Have you ever had this happen to you?
You send a simple business email. It doesn’t contain any complex information, essentially just an action point with a defined timeframe.
It’s concise and clear, you’ve done your best to consider who you’re writing to, and to follow all the good practice principles. You want it to be understood and acted upon.
Then you get the reply.
You wonder if they’ve read the same email.
Now what do you do?
Your first reaction is probably, “did you actually read my email”? Not the most diplomatic approach to take!
But seeing as you’d aimed for clarity the first time around, why would a rewrite be any improvement?
And doing one will eat into your precious time.
Still, this is an important business contact, so that’s what you try.
You send another well-crafted, even more finely-tuned email.
Their reply arrives…and before you know it, you’re disappearing down a rabbit hole, into seemingly never-ending tunnels of time-munching to-ing and fro-ing.
Rewind…
When you receive that sort of non-reply to an email that you are 100% confident was clearly written, then the responsibility lies with the reader.
And we’ve all been that reader on occasion!
It’s a known fact that people don’t read email ‘well’. We skim, we omit, we can only really handle one point at a time.
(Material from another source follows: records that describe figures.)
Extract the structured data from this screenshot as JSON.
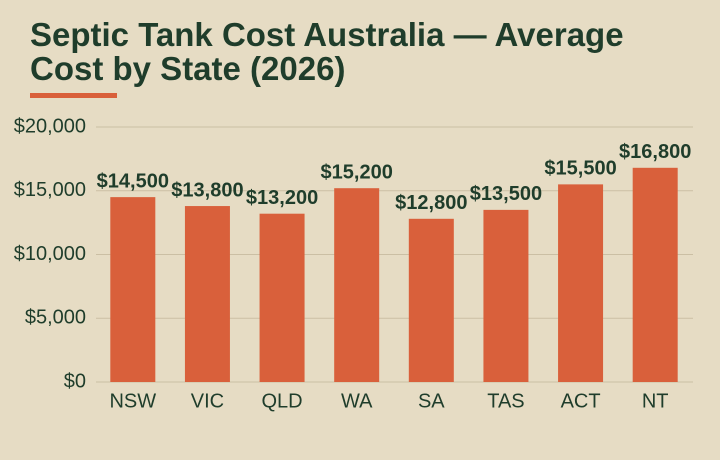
{
  "chart_data": {
    "type": "bar",
    "title": "Septic Tank Cost Australia — Average Cost by State (2026)",
    "categories": [
      "NSW",
      "VIC",
      "QLD",
      "WA",
      "SA",
      "TAS",
      "ACT",
      "NT"
    ],
    "values": [
      14500,
      13800,
      13200,
      15200,
      12800,
      13500,
      15500,
      16800
    ],
    "value_labels": [
      "$14,500",
      "$13,800",
      "$13,200",
      "$15,200",
      "$12,800",
      "$13,500",
      "$15,500",
      "$16,800"
    ],
    "color": "#d9603b",
    "ylim": [
      0,
      20000
    ],
    "yticks": [
      {
        "value": 0,
        "label": "$0"
      },
      {
        "value": 5000,
        "label": "$5,000"
      },
      {
        "value": 10000,
        "label": "$10,000"
      },
      {
        "value": 15000,
        "label": "$15,000"
      },
      {
        "value": 20000,
        "label": "$20,000"
      }
    ],
    "grid": true
  }
}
Especially when we’re under pressure.
The thing is, when we don’t read an email properly, it’s not just that we’re not reading it.
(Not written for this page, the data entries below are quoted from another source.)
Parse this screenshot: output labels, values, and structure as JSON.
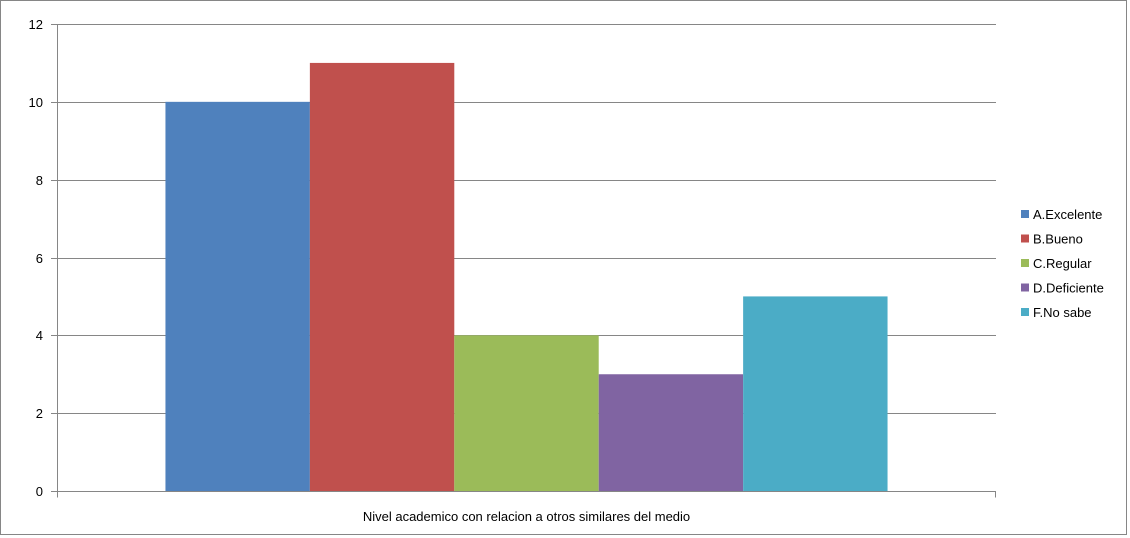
{
  "chart_data": {
    "type": "bar",
    "categories": [
      "Nivel academico con relacion a otros similares del medio"
    ],
    "series": [
      {
        "name": "A.Excelente",
        "values": [
          10
        ],
        "color": "#4F81BD"
      },
      {
        "name": "B.Bueno",
        "values": [
          11
        ],
        "color": "#C0504D"
      },
      {
        "name": "C.Regular",
        "values": [
          4
        ],
        "color": "#9BBB59"
      },
      {
        "name": "D.Deficiente",
        "values": [
          3
        ],
        "color": "#8064A2"
      },
      {
        "name": "F.No sabe",
        "values": [
          5
        ],
        "color": "#4BACC6"
      }
    ],
    "ylim": [
      0,
      12
    ],
    "yticks": [
      "0",
      "2",
      "4",
      "6",
      "8",
      "10",
      "12"
    ],
    "grid": true,
    "legend_position": "right",
    "gridline_color": "#868686"
  }
}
It’s that we’re not listening fully.
So when you get a response that suggests you’ve not been listened to, resend the original email.
Add a note, saying that you think you may not have been clear in your original email, and asking how you can clarify things.
Put the ball in their court.
And give them another chance to listen to you.
This saves time, saves relationships, saves trips down the rabbit hole.